Свои деяния они описывали так же, как совершали, — безо всякого стыда. Они выполняли приказ, сказали они, им велено было преподать китайцам урок, и те убийства совершались перед целыми деревнями, и дети жертв, их родители, соседи и друзья — все должны были смотреть. А пересказывая все это, они давали урок нам, чтобы ожесточить нас и подготовить к тому, что ждало нас в будущем.
«Chacun appelle barbarie ce qui n’est pas de son usage», — писал Монтень. — «Каждый зовет варварством то, к чему он непривычен».
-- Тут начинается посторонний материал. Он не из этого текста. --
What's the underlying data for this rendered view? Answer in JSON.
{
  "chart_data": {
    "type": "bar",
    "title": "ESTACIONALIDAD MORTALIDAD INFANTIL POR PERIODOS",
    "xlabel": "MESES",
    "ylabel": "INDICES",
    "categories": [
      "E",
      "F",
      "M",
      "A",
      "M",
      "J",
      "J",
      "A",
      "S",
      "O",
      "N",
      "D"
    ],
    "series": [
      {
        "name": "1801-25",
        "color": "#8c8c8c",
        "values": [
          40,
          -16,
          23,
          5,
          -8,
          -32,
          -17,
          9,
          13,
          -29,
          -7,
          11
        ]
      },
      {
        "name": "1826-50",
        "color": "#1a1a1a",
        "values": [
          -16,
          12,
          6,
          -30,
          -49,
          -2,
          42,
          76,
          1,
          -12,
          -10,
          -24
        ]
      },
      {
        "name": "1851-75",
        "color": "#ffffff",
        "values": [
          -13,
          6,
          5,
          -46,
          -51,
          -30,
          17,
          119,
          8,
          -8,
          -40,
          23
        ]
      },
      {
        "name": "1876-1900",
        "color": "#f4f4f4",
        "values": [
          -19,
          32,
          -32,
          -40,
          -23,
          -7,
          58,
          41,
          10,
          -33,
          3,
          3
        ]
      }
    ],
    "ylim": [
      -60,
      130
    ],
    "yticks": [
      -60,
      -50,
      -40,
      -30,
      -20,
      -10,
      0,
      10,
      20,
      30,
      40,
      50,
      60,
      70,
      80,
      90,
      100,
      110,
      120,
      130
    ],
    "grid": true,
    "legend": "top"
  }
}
К счастью, я не проживу достаточно, чтобы привыкнуть к этому, и в одном я благодарен этим двум дьяволам: их чудовищное варварство представляет мои собственные незначительные страдания в совершенно новом свете. Мне мучительно стыдно, что я потратил столько чернил на жалобы. Настало время закрыть книгу моей жизни. Maman, мой вылет назначен на завтра, так что это — прощание. Тэцу-но Амэ началась, и сегодня у нас с товарищами, студентами-офицерами, будет праздник. Мы будем пить сакэ, писать завещания и официальные прощальные письма. Командование ВМФ перешлет Вам эти пустые слова вместе с моим личным имуществом — дзюдзу, которые дали мне Вы, моими часами и томиком Сёбогендзо, принадлежавшим К. Однако же этого дневника среди вещей не будет. Должен признаться, я переменил решение, и теперь мне хотелось бы каким-то образом передать его Вам, но я не смею. Его содержание бросает тень на этот помпезный патриотический спектакль, который мы все так мрачно разыгрываем, и я боюсь, это может поставить под угрозу ту компенсацию, которая причитается Вам в обмен на жизнь единственного сына. Не знаю, что я сделаю с тетрадью. Может, сожгу ее сегодня, когда буду пьян, или возьму с собою на дно океана. Этот дневник был моим утешением, и — я не считаю, что это пустые мечты, — я всем сердцем верю, что, хотя Вы никогда не видели этих страниц, Вы все же читаете каждое написанное мною слово. Вы, дорогая мама, знаете мою истинную душу.
Теперь я хочу сказать Вам то, что не смогу сообщить ни в каком официальном документе, который могут прочесть или перехватить. Я принял решение. Завтра утром я крепко перевяжу голову лентой с символом Восходящего солнца и полечу к югу от Окинавы, где отдам жизнь за свою страну. Я всегда верил, что эта война несправедлива. Мне всегда была отвратительна алчность капитализма и имперская гордыня, которые ее породили. И теперь, зная то, что я знаю о бесчеловечной жестокости этой войны, я полон решимости повернуть самолет прочь от цели и направить в море.
Лучше сражаться с волнами — они еще могут меня простить.
Я не чувствую себя человеком, которому завтра умирать. Я чувствую себя человеком, который уже мертв.